Pirâmide do Sol, Teotihuacan, Mx
1975
Devo ressaltar que, a essa época, eu já havia conseguido me tornar aluna de tempo integral de Antropologia na ISU, tendo sido agraciada com uma bolsa de estudos concedida pela Illinois State Scholarship Commission (ISSC), que custeou minhas taxas de matrícula por quatro semestres, ou seja, de setembro, de 1975, até minha formatura, em maio de 1977.[3] Destarte, no segundo semestre de 1975, foi possível me matricular em sete (07) disciplinas, inclusive no Seminário sobre Mulheres na Atualidade, minha primeira disciplina em Estudos sobre Mulheres (quando li, pela primeira vez, “A Mística Feminina’, de Betty Friedan, “A Dialética do Sexo”, de Shulamith Firestone, e “Sisterhood is Powerful”, de Robin Morgan). Cursei também disciplinas no Departamento de Antropologia: Princípios de Arqueologia, com o Prof. Edward Jelks, Etnografia e Ecologia Humana, com o Prof. Robert Dirks, e Evolução Humana, com o Prof. Martin Nickels, obtendo o conceito A em todas as disciplinas e uma GPA (média geral) de 4.0/4.0! Mas nesse semestre, só elaborei um trabalho que merecesse ser aqui citado, a saber: “Early Humans in South America, A Critical Review” (Primeiros Seres Humanos na América do Sul, Uma Revisão Crítica), elaborado para a disciplina Evolução Humana, trabalho esse em que procurei dar continuidade ao elaborado no estudo independente sobre povos da América Latina.[4]
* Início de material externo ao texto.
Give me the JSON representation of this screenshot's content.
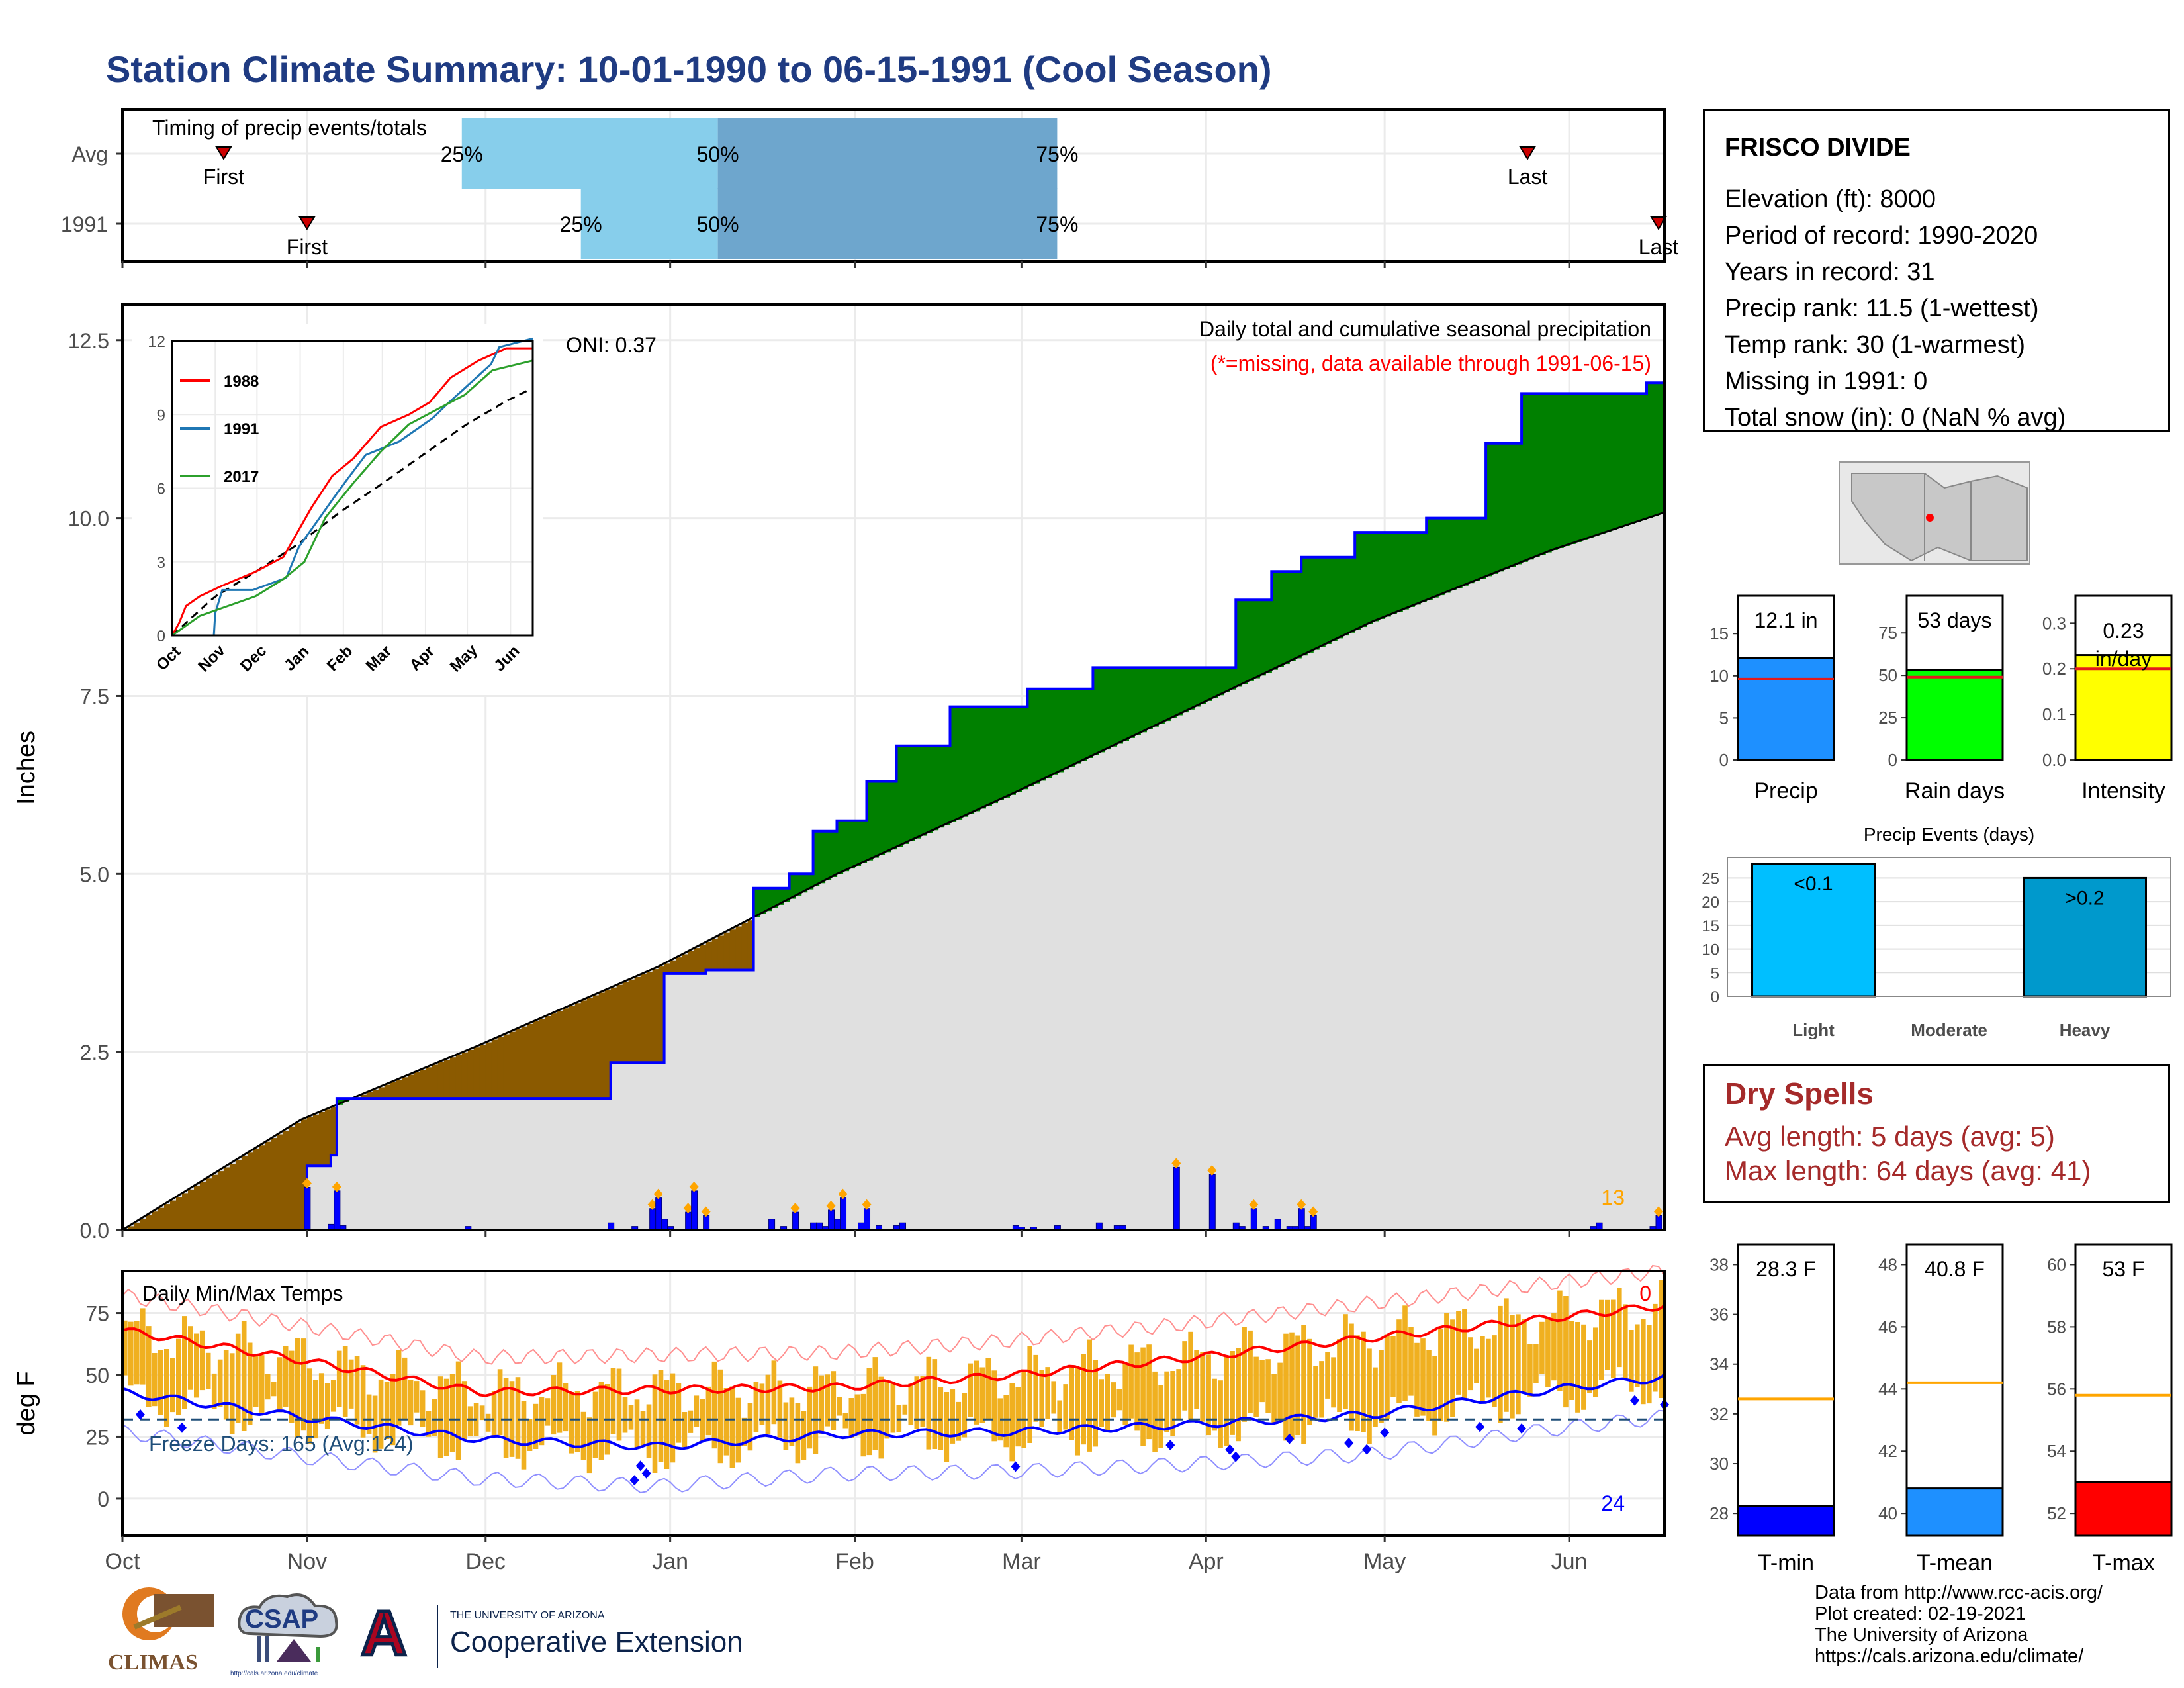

Cursar essas disciplinas como aluna de tempo
integral, regularmente matriculada, trouxe importantes mudanças. É lógico que a
mais importante foi ter tempo suficiente para me dedicar aos estudos. Mas houve
uma virada no sentido de me fazer sentir, mais uma vez, como uma outsider within. Explicando melhor:
enquanto eu estudava de noite, tinha colegas que, como eu, eram mais velhos que
a média dos estudantes universitários, muitos eram casados e trabalhavam
durante o dia. Já como aluna de tempo integral, meus colegas eram na maior
parte jovens, solteiros, sem outras responsabilidades e com experiência
limitada à escola secundária.
Aos poucos, fui me identificando com pessoas
mais velhas que, como eu, voltavam a estudar: mulheres que, devido a casamento
ou filhos, haviam abandonado a faculdade e voltavam agora determinadas a se
formar, pessoas aposentadas que queriam também uma nova chance e, como era
típico para a época em questão, um número ainda maior de rapazes, veteranos de
guerra que, tal qual meu marido, usufruíam das benesses da GI Bill. Acabei me
tornando parte de um grupo de colegas que se encaixava nesse perfil, como no
caso de Debby Donnellan, minha amiga até hoje!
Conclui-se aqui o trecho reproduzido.